In [None]:
# Minimal CRRA–Zhang(2005) mean‑field Deep‑FBSDE scaffold (compact)
# New this iteration: Spectral‑norm penalty (stabilizer) + RQMC Halton+Brownian‑bridge (robustifier),
# Martingale diagnostic plot (new), and an extra economic plot (term structure vs x).
# Core advances kept: tower/regress‑later; BEL/Malliavin; Kapllani–Teng forward/backward (quadruple); D/P plots; SymPy checks.

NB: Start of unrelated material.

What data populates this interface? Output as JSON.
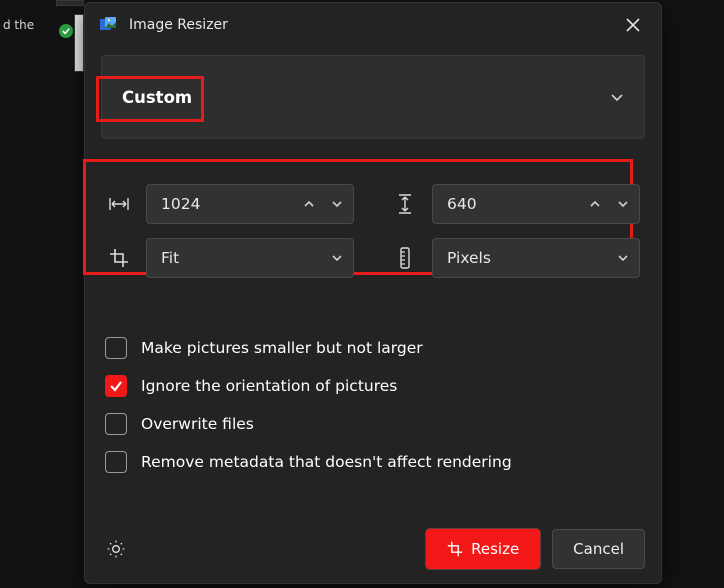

import math, numpy as np, jax, jax.numpy as jnp, equinox as eqx, optax, matplotlib.pyplot as plt
plt.rcParams["figure.figsize"]=(5.0,3.1); plt.rcParams["axes.grid"]=True
try:
    import sympy as sp; HAVE_SYMPY=True
except Exception:
    HAVE_SYMPY=False

# Equinox Sequential forwards key to layers; define activations that accept key
class Tanh(eqx.Module):
    def __call__(self, x, *, key=None):
        return jax.nn.tanh(x)

# ------------------------ Config ------------------------
class Cfg(eqx.Module):
    # prefs/tech
    gamma: float=5.0; rho: float=0.02
    alpha: float=0.70; delta: float=0.08; f: float=0.036
    # OU shocks
    kappa_x: float=0.30; mu_x: float=0.0; sigma_x: float=0.15
    kappa_z: float=1.00; sigma_z: float=0.25
    # costly reversibility
    theta_plus: float=4.0; theta_minus: float=10.0
    # FV grid (tiny)
    K_min: float=0.3; K_max: float=1.7; nK: int=24
    Z_min: float=-1.2; Z_max: float=1.2; nZ: int=24
    # horizon
    T: float=2.0; nT: int=96
    # compression
    m_dim: int=8
    # training
    steps: int=180; seed: int=42
    base_lr: float=1e-3; weight_decay: float=1e-4; clip: float=1.0
    # stabilizers/robustifiers
    use_sam: bool=True; sam_rho: float=0.03
    use_ema: bool=True; ema_beta: float=0.995
    use_gc: bool=True; use_agc: bool=True; agc_clip: float=0.01; agc_eps: float=1e-3
    # NEW stabilizer: spectral norm penalty
    use_spec: bool=True; spec_iters: int=2; spec_tau: float=2.0; w_spec: float=2e-4
    # NEW robustifier: RQMC Halton + Brownian bridge
    use_rqmc: bool=True
    # loss weights
    w_gen: float=1.0; w_towerY: float=1.0; w_bel: float=0.06
    w_kt_fwd: float=0.06; w_kt_bwd: float=0.002
    w_quadZ: float=0.06; w_quadA: float=0.02; w_quadB: float=0.02; w_cross: float=0.02
    w_price_pde: float=1.0; w_price_tower: float=0.6; w_smooth: float=0.01

cfg=Cfg()
def clamp(x,lo=1e-12,hi=1e12): return jnp.clip(x,lo,hi)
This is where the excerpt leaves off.